Chai Time at Cinnamon Gardens
Shankari Chandran
Chai Time at Cinnamon Gardens
Shankari Chandran
Winner of the 2023 Miles Franklin Literary Award
Welcome to Cinnamon Gardens, a home for those who are lost and the stories they treasure.
Cinnamon Gardens Nursing Home is nestled in the quiet suburb of Westgrove, Sydney - populated with residents with colourful histories, each with their own secrets, triumphs and failings. This is their safe place, an oasis of familiar delights - a beautiful garden, a busy kitchen and a bountiful recreation schedule.
But this ordinary neighbourhood is not without its prejudices. The serenity of Cinnamon Gardens is threatened by malignant forces more interested in what makes this refuge different rather than embracing the calm companionship that makes this place home to so many. As those who challenge the residents’ existence make their stand against the nursing home with devastating consequences, our characters are forced to reckon with a country divided.
Chai Time at Cinnamon Gardens is about family and memory, community and race, but is ultimately a love letter to storytelling and how our stories shape who we are.
Review
Tony Chapman
This novel tells the story of the Ali family – Zakhir, his wife Maya and their twin children Anjali and Siddarth – Sri Lankan immigrants who settle in the fictitious outer Sydneysuburb of Westgrove in the early 1980s after fleeing their war-torn homeland. The family move into a dilapidated Federation-era nursing home for the elderly called Cinnamon Gardens at the invitation of its then-owner Cedric, a childhood friend of Zakhir’s back in Colombo.
As we follow the Ali family’s lives in present-day Sydney, these events are juxtaposed against a series of flashbacks from the previous four decades involving extended members of the family. We meet close family friend Nikki and her increasingly estranged husband Gareth, whose marriage is spiralling out of control, following the sudden deathof their young daughter Florence in a tragic accident involving Gareth’s elderly dementia-suffering father Ray, also a resident in the nursing home. Maya, the matriarch of the family, has a well-kept secret leading a double life as a hugely successful though anonymous white writer of Australian romantic fiction. Meanwhile Ruben, her helper in the nursing home, has a tragic past with links to his current life in Australia.
The narrative also weaves in events from the decades-long civil war in Sri Lanka that began in earnest in 1983 between the Sinhalese-dominated Sri Lankan army and the liberation force known as the Tamil Tigers, who hoped to establish a separate state for the Tamil minority.

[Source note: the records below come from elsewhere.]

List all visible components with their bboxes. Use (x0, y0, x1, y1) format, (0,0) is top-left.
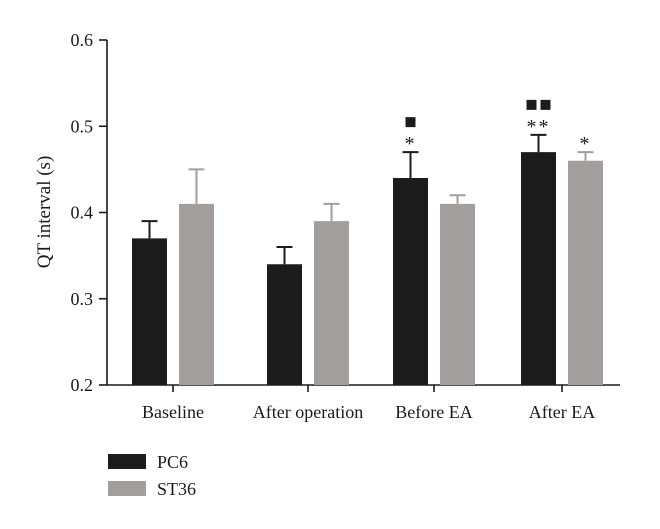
x-category-label: After EA (529, 402, 595, 422)
y-tick-label: 0.2 (71, 375, 94, 395)
bar (568, 160, 603, 385)
y-axis-title: QT interval (s) (34, 156, 55, 269)
x-category-label: After operation (253, 402, 363, 422)
bar (179, 203, 214, 385)
significance-star: ** (527, 116, 551, 138)
y-axis: 0.2 0.3 0.4 0.5 0.6 (71, 30, 108, 395)
significance-annotations: **** (405, 99, 592, 155)
legend-label: PC6 (157, 452, 188, 472)
bar (314, 221, 349, 385)
y-tick-label: 0.5 (71, 116, 94, 136)
legend-swatch (108, 481, 146, 496)
y-tick-label: 0.4 (71, 203, 94, 223)
legend: PC6 ST36 (108, 452, 196, 499)
legend-swatch (108, 454, 146, 469)
x-category-label: Baseline (142, 402, 204, 422)
significance-square (405, 117, 416, 128)
significance-square (526, 99, 537, 110)
significance-star: * (405, 133, 417, 155)
legend-label: ST36 (157, 479, 196, 499)
y-tick-label: 0.3 (71, 289, 94, 309)
bar (267, 264, 302, 385)
y-tick-label: 0.6 (71, 30, 94, 50)
bars (132, 152, 603, 385)
bar (521, 152, 556, 385)
bar (393, 178, 428, 385)
significance-square (540, 99, 551, 110)
significance-star: * (580, 133, 592, 155)
x-category-label: Before EA (395, 402, 472, 422)
x-axis: Baseline After operation Before EA After EA (107, 384, 620, 422)
bar (440, 203, 475, 385)
error-bars (141, 133, 594, 265)
bar (132, 238, 167, 385)
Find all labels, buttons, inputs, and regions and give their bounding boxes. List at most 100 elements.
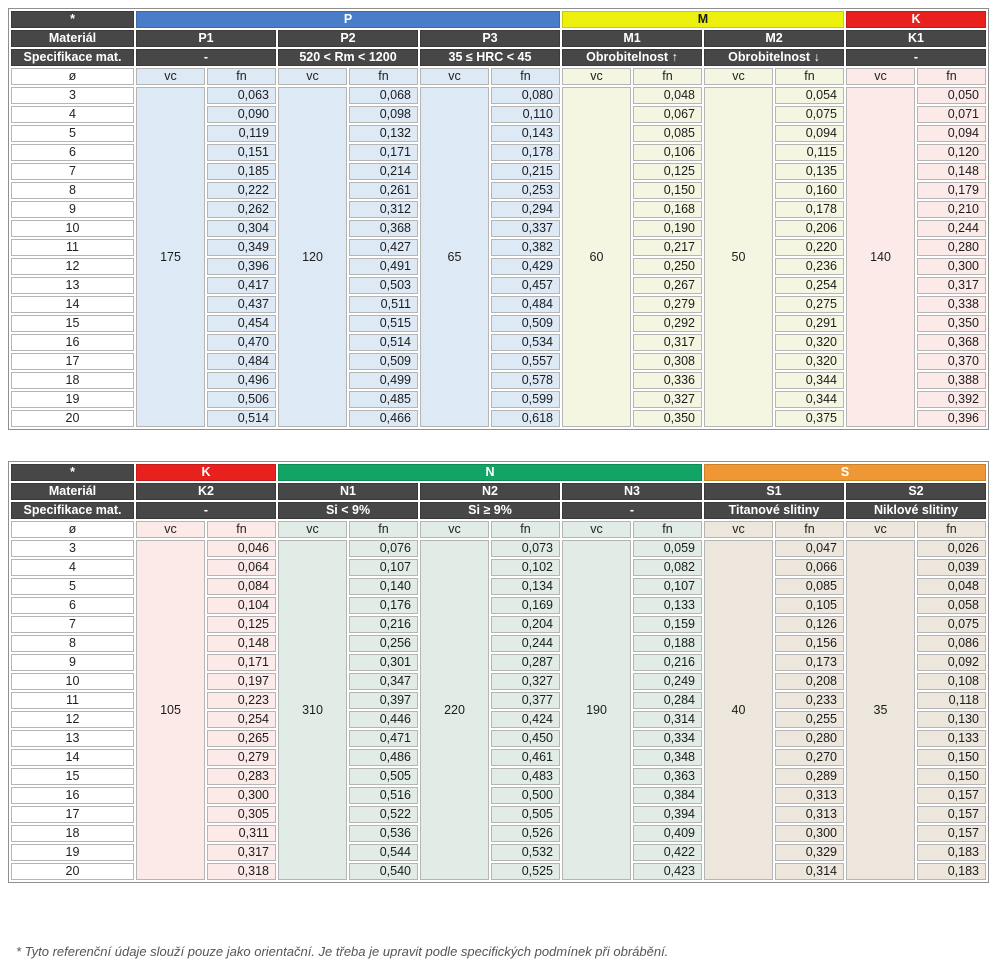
fn-value-cell: 0,265 (207, 730, 276, 747)
fn-value-cell: 0,496 (207, 372, 276, 389)
fn-value-cell: 0,314 (775, 863, 844, 880)
fn-value-cell: 0,446 (349, 711, 418, 728)
fn-value-cell: 0,349 (207, 239, 276, 256)
fn-value-cell: 0,318 (207, 863, 276, 880)
vcfn-header-row: ø vc fn vc fn vc fn vc fn vc fn vc fn (11, 68, 986, 85)
data-row: 20 0,318 0,540 0,525 0,423 0,314 0,183 (11, 863, 986, 880)
data-row: 5 0,084 0,140 0,134 0,107 0,085 0,048 (11, 578, 986, 595)
fn-header-cell: fn (491, 68, 560, 85)
fn-value-cell: 0,039 (917, 559, 986, 576)
fn-value-cell: 0,294 (491, 201, 560, 218)
data-row: 12 0,254 0,446 0,424 0,314 0,255 0,130 (11, 711, 986, 728)
vc-value-cell: 175 (136, 87, 205, 427)
data-row: 17 0,305 0,522 0,505 0,394 0,313 0,157 (11, 806, 986, 823)
fn-value-cell: 0,143 (491, 125, 560, 142)
fn-value-cell: 0,394 (633, 806, 702, 823)
fn-value-cell: 0,254 (775, 277, 844, 294)
fn-value-cell: 0,120 (917, 144, 986, 161)
data-row: 15 0,454 0,515 0,509 0,292 0,291 0,350 (11, 315, 986, 332)
fn-value-cell: 0,384 (633, 787, 702, 804)
fn-value-cell: 0,437 (207, 296, 276, 313)
fn-value-cell: 0,150 (633, 182, 702, 199)
fn-value-cell: 0,216 (349, 616, 418, 633)
fn-value-cell: 0,119 (207, 125, 276, 142)
fn-value-cell: 0,140 (349, 578, 418, 595)
fn-value-cell: 0,515 (349, 315, 418, 332)
fn-value-cell: 0,098 (349, 106, 418, 123)
fn-value-cell: 0,171 (207, 654, 276, 671)
fn-header-cell: fn (917, 68, 986, 85)
data-row: 8 0,222 0,261 0,253 0,150 0,160 0,179 (11, 182, 986, 199)
diameter-cell: 10 (11, 220, 134, 237)
fn-value-cell: 0,220 (775, 239, 844, 256)
fn-value-cell: 0,125 (207, 616, 276, 633)
fn-value-cell: 0,320 (775, 334, 844, 351)
spec-cell: Titanové slitiny (704, 502, 844, 519)
fn-value-cell: 0,082 (633, 559, 702, 576)
spec-row: Specifikace mat. - Si < 9% Si ≥ 9% - Titanové… (11, 502, 986, 519)
material-row-label: Materiál (11, 30, 134, 47)
material-cell: S2 (846, 483, 986, 500)
fn-value-cell: 0,540 (349, 863, 418, 880)
fn-value-cell: 0,094 (917, 125, 986, 142)
fn-value-cell: 0,305 (207, 806, 276, 823)
data-row: 14 0,437 0,511 0,484 0,279 0,275 0,338 (11, 296, 986, 313)
fn-value-cell: 0,618 (491, 410, 560, 427)
fn-value-cell: 0,110 (491, 106, 560, 123)
fn-value-cell: 0,107 (349, 559, 418, 576)
data-row: 6 0,104 0,176 0,169 0,133 0,105 0,058 (11, 597, 986, 614)
fn-value-cell: 0,104 (207, 597, 276, 614)
vc-header-cell: vc (562, 68, 631, 85)
material-cell: K1 (846, 30, 986, 47)
data-row: 4 0,064 0,107 0,102 0,082 0,066 0,039 (11, 559, 986, 576)
machining-table-bottom: * K N S Materiál K2 N1 N2 N3 S1 S2 Specifikace mat.… (8, 461, 989, 883)
diameter-cell: 13 (11, 730, 134, 747)
fn-value-cell: 0,317 (207, 844, 276, 861)
fn-value-cell: 0,046 (207, 540, 276, 557)
fn-value-cell: 0,071 (917, 106, 986, 123)
fn-value-cell: 0,417 (207, 277, 276, 294)
fn-value-cell: 0,368 (349, 220, 418, 237)
data-row: 9 0,171 0,301 0,287 0,216 0,173 0,092 (11, 654, 986, 671)
diameter-symbol-cell: ø (11, 521, 134, 538)
spec-cell: Si < 9% (278, 502, 418, 519)
fn-value-cell: 0,280 (917, 239, 986, 256)
fn-value-cell: 0,250 (633, 258, 702, 275)
data-row: 14 0,279 0,486 0,461 0,348 0,270 0,150 (11, 749, 986, 766)
fn-value-cell: 0,223 (207, 692, 276, 709)
vc-value-cell: 35 (846, 540, 915, 880)
data-row: 13 0,417 0,503 0,457 0,267 0,254 0,317 (11, 277, 986, 294)
fn-value-cell: 0,470 (207, 334, 276, 351)
material-cell: N3 (562, 483, 702, 500)
group-header-cell: P (136, 11, 560, 28)
fn-value-cell: 0,327 (491, 673, 560, 690)
fn-value-cell: 0,275 (775, 296, 844, 313)
vc-value-cell: 220 (420, 540, 489, 880)
fn-value-cell: 0,300 (775, 825, 844, 842)
material-cell: K2 (136, 483, 276, 500)
data-row: 4 0,090 0,098 0,110 0,067 0,075 0,071 (11, 106, 986, 123)
fn-value-cell: 0,525 (491, 863, 560, 880)
fn-value-cell: 0,375 (775, 410, 844, 427)
vc-header-cell: vc (278, 521, 347, 538)
group-header-cell: N (278, 464, 702, 481)
fn-value-cell: 0,159 (633, 616, 702, 633)
data-row: 10 0,197 0,347 0,327 0,249 0,208 0,108 (11, 673, 986, 690)
diameter-cell: 16 (11, 334, 134, 351)
fn-value-cell: 0,329 (775, 844, 844, 861)
fn-value-cell: 0,347 (349, 673, 418, 690)
data-row: 3 105 0,046 310 0,076 220 0,073 190 0,059 40 0,047… (11, 540, 986, 880)
fn-value-cell: 0,048 (633, 87, 702, 104)
diameter-cell: 14 (11, 296, 134, 313)
fn-value-cell: 0,486 (349, 749, 418, 766)
fn-value-cell: 0,382 (491, 239, 560, 256)
spec-row-label: Specifikace mat. (11, 502, 134, 519)
fn-value-cell: 0,063 (207, 87, 276, 104)
data-row: 18 0,496 0,499 0,578 0,336 0,344 0,388 (11, 372, 986, 389)
fn-value-cell: 0,178 (491, 144, 560, 161)
fn-value-cell: 0,132 (349, 125, 418, 142)
fn-value-cell: 0,388 (917, 372, 986, 389)
fn-value-cell: 0,350 (917, 315, 986, 332)
diameter-cell: 16 (11, 787, 134, 804)
fn-value-cell: 0,350 (633, 410, 702, 427)
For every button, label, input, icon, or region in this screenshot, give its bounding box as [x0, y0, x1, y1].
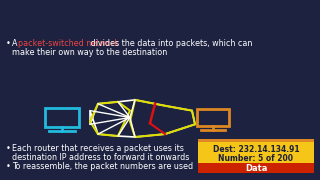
Bar [198, 163, 314, 173]
Text: Each router that receives a packet uses its: Each router that receives a packet uses … [12, 144, 184, 153]
Text: make their own way to the destination: make their own way to the destination [12, 48, 167, 57]
Text: •: • [6, 39, 11, 48]
Bar [45, 108, 79, 127]
Text: To reassemble, the packet numbers are used: To reassemble, the packet numbers are us… [12, 162, 193, 171]
Text: destination IP address to forward it onwards: destination IP address to forward it onw… [12, 153, 189, 162]
Text: Data: Data [245, 164, 267, 173]
Bar [197, 109, 229, 126]
Text: packet-switched network: packet-switched network [18, 39, 119, 48]
Text: Packet Switching: Packet Switching [10, 9, 138, 22]
Text: •: • [6, 144, 11, 153]
Bar [198, 139, 314, 142]
Bar [198, 142, 314, 163]
Text: divides the data into packets, which can: divides the data into packets, which can [88, 39, 252, 48]
Text: Number: 5 of 200: Number: 5 of 200 [219, 154, 293, 163]
Text: Dest: 232.14.134.91: Dest: 232.14.134.91 [213, 145, 299, 154]
Text: •: • [6, 162, 11, 171]
Text: A: A [12, 39, 20, 48]
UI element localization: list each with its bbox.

The capture, torture and execution of Sri Lankans suspected of supporting the Tigers engulfs a number of the characters in the book with some tragic consequences.
Canberra-based author Shankari Chandran, who is herself Tamil, skilfully weaves these intersecting narratives to explore issues relating to the power of storytelling, contested histories and competing mythologies, forced assimilation and genocide in both Sri Lanka and Australia. Her characters grapple with current day issues of racism, anti-immigrant sentiment and the emergence of authoritarian populism in modern day Australia.
Tony Chapman is a bookseller at Readings Malvern.